Sindacati critici: "atto di irresponsabilità"
Le organizzazioni sindacali Fim Cisl e Fiom Cgil hanno espresso forte preoccupazione. Hanno definito il mancato versamento un "atto di irresponsabilità". Secondo i sindacati, questo comportamento rende la proposta di concordato estremamente precaria. Il rischio concreto è la mancata approvazione del piano di risanamento.
Di conseguenza, si potrebbe concretizzare la procedura di liquidazione giudiziaria. Questa procedura ha sostituito il fallimento secondo il nuovo codice della crisi d'impresa. Le sigle sindacali hanno già avviato contatti con i commissari preposti. L'obiettivo è monitorare attentamente gli sviluppi della situazione.
Vendita di altre aziende del gruppo
Durante lo stesso tavolo di confronto, erano presenti rappresentanti di altre aziende del settore. Si trattava di Aluminium Die Casting (padovana) e Friulpress (friulana). La minaccia di uno sciopero congiunto da parte di queste realtà era stata avanzata. In questo contesto, il managing director del fondo Swen Graf ha comunicato la recente cessione delle altre due società. Complessivamente, le tre aziende occupano più di 300 addetti.

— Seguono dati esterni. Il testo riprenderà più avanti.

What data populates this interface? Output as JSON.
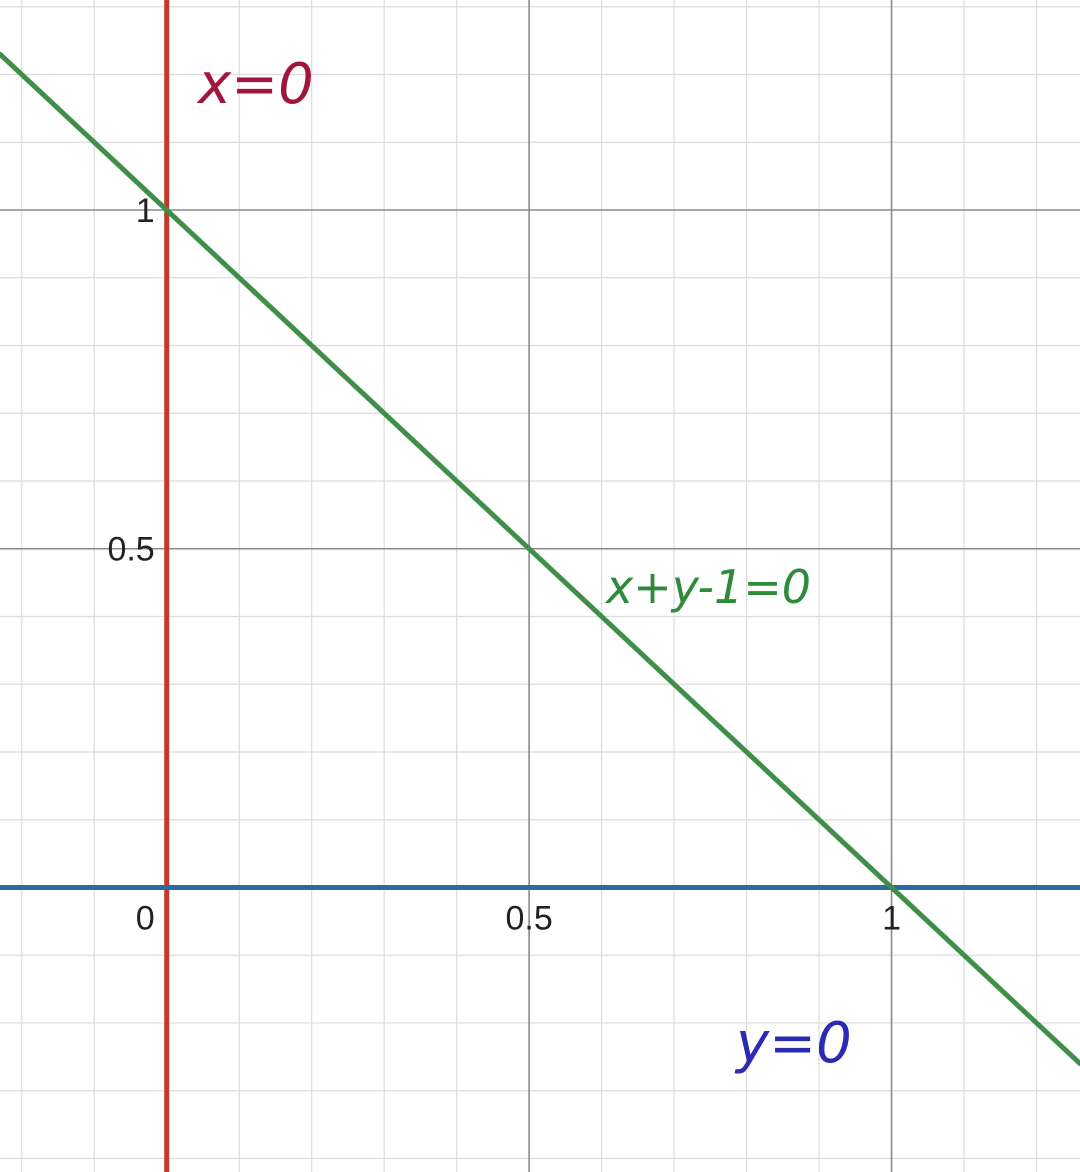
{
  "chart_data": {
    "type": "line",
    "xlim": [
      -0.23,
      1.26
    ],
    "ylim": [
      -0.42,
      1.31
    ],
    "grid": true,
    "minor_step": 0.1,
    "major_step": 0.5,
    "x_tick_labels": [
      {
        "value": 0,
        "label": "0"
      },
      {
        "value": 0.5,
        "label": "0.5"
      },
      {
        "value": 1,
        "label": "1"
      }
    ],
    "y_tick_labels": [
      {
        "value": 0.5,
        "label": "0.5"
      },
      {
        "value": 1,
        "label": "1"
      }
    ],
    "series": [
      {
        "id": "line-x0",
        "kind": "vertical",
        "x": 0,
        "color": "#c0392b"
      },
      {
        "id": "line-y0",
        "kind": "horizontal",
        "y": 0,
        "color": "#2c6aa0"
      },
      {
        "id": "line-xy",
        "kind": "function",
        "slope": -1,
        "intercept": 1,
        "color": "#3f8f4a"
      }
    ],
    "annotations": [
      {
        "id": "label-x0",
        "text": "x=0",
        "color": "#a0173b"
      },
      {
        "id": "label-xy",
        "text": "x+y-1=0",
        "color": "#2e8b3a"
      },
      {
        "id": "label-y0",
        "text": "y=0",
        "color": "#2a2ab5"
      }
    ]
  }
}
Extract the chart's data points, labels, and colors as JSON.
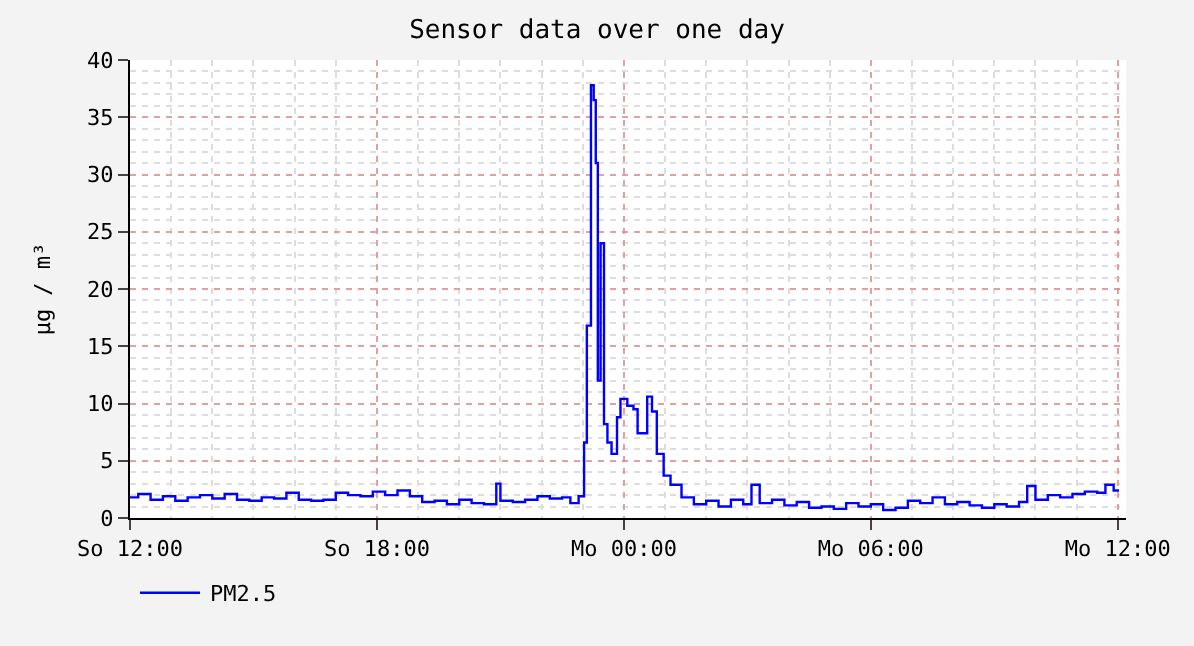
{
  "chart_data": {
    "type": "step",
    "title": "Sensor data over one day",
    "ylabel": "µg / m³",
    "x": [
      "--01-07T12:00",
      "--01-07T12:12",
      "--01-07T12:30",
      "--01-07T12:48",
      "--01-07T13:06",
      "--01-07T13:24",
      "--01-07T13:42",
      "--01-07T14:00",
      "--01-07T14:18",
      "--01-07T14:36",
      "--01-07T14:54",
      "--01-07T15:12",
      "--01-07T15:30",
      "--01-07T15:48",
      "--01-07T16:06",
      "--01-07T16:24",
      "--01-07T16:42",
      "--01-07T17:00",
      "--01-07T17:18",
      "--01-07T17:36",
      "--01-07T17:54",
      "--01-07T18:12",
      "--01-07T18:30",
      "--01-07T18:48",
      "--01-07T19:06",
      "--01-07T19:24",
      "--01-07T19:42",
      "--01-07T20:00",
      "--01-07T20:18",
      "--01-07T20:36",
      "--01-07T20:54",
      "--01-07T21:00",
      "--01-07T21:18",
      "--01-07T21:36",
      "--01-07T21:54",
      "--01-07T22:12",
      "--01-07T22:30",
      "--01-07T22:42",
      "--01-07T22:54",
      "--01-07T23:02",
      "--01-07T23:06",
      "--01-07T23:12",
      "--01-07T23:16",
      "--01-07T23:19",
      "--01-07T23:22",
      "--01-07T23:26",
      "--01-07T23:31",
      "--01-07T23:36",
      "--01-07T23:42",
      "--01-07T23:50",
      "--01-07T23:55",
      "--01-08T00:05",
      "--01-08T00:14",
      "--01-08T00:20",
      "--01-08T00:34",
      "--01-08T00:41",
      "--01-08T00:48",
      "--01-08T00:58",
      "--01-08T01:08",
      "--01-08T01:24",
      "--01-08T01:42",
      "--01-08T02:00",
      "--01-08T02:18",
      "--01-08T02:36",
      "--01-08T02:54",
      "--01-08T03:06",
      "--01-08T03:18",
      "--01-08T03:36",
      "--01-08T03:54",
      "--01-08T04:12",
      "--01-08T04:30",
      "--01-08T04:48",
      "--01-08T05:06",
      "--01-08T05:24",
      "--01-08T05:42",
      "--01-08T06:00",
      "--01-08T06:18",
      "--01-08T06:36",
      "--01-08T06:54",
      "--01-08T07:12",
      "--01-08T07:30",
      "--01-08T07:48",
      "--01-08T08:06",
      "--01-08T08:24",
      "--01-08T08:42",
      "--01-08T09:00",
      "--01-08T09:18",
      "--01-08T09:36",
      "--01-08T09:48",
      "--01-08T10:00",
      "--01-08T10:18",
      "--01-08T10:36",
      "--01-08T10:54",
      "--01-08T11:12",
      "--01-08T11:30",
      "--01-08T11:42",
      "--01-08T11:54",
      "--01-08T12:00"
    ],
    "series": [
      {
        "name": "PM2.5",
        "color": "#0000ff",
        "values": [
          1.8,
          2.1,
          1.6,
          1.9,
          1.5,
          1.8,
          2.0,
          1.7,
          2.1,
          1.6,
          1.5,
          1.8,
          1.7,
          2.2,
          1.6,
          1.5,
          1.6,
          2.2,
          2.0,
          1.9,
          2.3,
          2.0,
          2.4,
          1.9,
          1.4,
          1.5,
          1.2,
          1.6,
          1.3,
          1.2,
          3.0,
          1.5,
          1.4,
          1.6,
          1.9,
          1.7,
          1.8,
          1.3,
          1.9,
          6.6,
          16.8,
          37.8,
          36.5,
          31,
          12,
          24,
          8.2,
          6.6,
          5.6,
          8.8,
          10.4,
          9.8,
          9.5,
          7.4,
          10.6,
          9.3,
          5.6,
          3.7,
          2.9,
          1.8,
          1.2,
          1.5,
          1.0,
          1.6,
          1.2,
          2.9,
          1.3,
          1.6,
          1.1,
          1.4,
          0.9,
          1.0,
          0.8,
          1.3,
          1.0,
          1.2,
          0.7,
          0.9,
          1.5,
          1.3,
          1.8,
          1.2,
          1.4,
          1.1,
          0.9,
          1.2,
          1.0,
          1.4,
          2.8,
          1.6,
          2.0,
          1.8,
          2.1,
          2.3,
          2.2,
          2.9,
          2.4,
          2.3
        ]
      }
    ],
    "xlim": [
      "--01-07T12:00",
      "--01-08T12:12"
    ],
    "xticks": [
      {
        "value": "--01-07T12:00",
        "label": "So 12:00"
      },
      {
        "value": "--01-07T18:00",
        "label": "So 18:00"
      },
      {
        "value": "--01-08T00:00",
        "label": "Mo 00:00"
      },
      {
        "value": "--01-08T06:00",
        "label": "Mo 06:00"
      },
      {
        "value": "--01-08T12:00",
        "label": "Mo 12:00"
      }
    ],
    "ylim": [
      0,
      40
    ],
    "yticks": [
      0,
      5,
      10,
      15,
      20,
      25,
      30,
      35,
      40
    ],
    "grid": true,
    "legend": "bottom left",
    "line_style": "solid",
    "marker": "none"
  }
}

Il numero dei lavoratori interessati potrebbe salire a circa 400. Questo considerando anche la situazione della Likum di Treviso. Quest'ultima aveva cessato le attività nei mesi scorsi, subito dopo essere passata sotto il controllo di Accursia Capital. La gestione di questo fondo tedesco continua a suscitare perplessità.
L'assessore Bitonci critica il fondo tedesco
L'assessore allo Sviluppo economico del Veneto, Massimo Bitonci, ha espresso il suo disappunto. Ha dichiarato: «Ci ritroviamo a constatare il mancato rispetto degli impegni assunti in sede regionale da parte del fondo tedesco Accursia Capital». Le sue parole sottolineano la gravità della situazione e la sfiducia verso il fondo.
Anche il funzionario della Fiom, Cristian Modesto, ha espresso un giudizio severo. Ha affermato: «Stanno uccidendo tutte le imprese del settore». Questa dichiarazione evidenzia un timore più ampio riguardo alle strategie del fondo nel comparto della pressofusione. La preoccupazione è che le azioni di Accursia Capital possano avere ripercussioni negative sull'intero settore produttivo.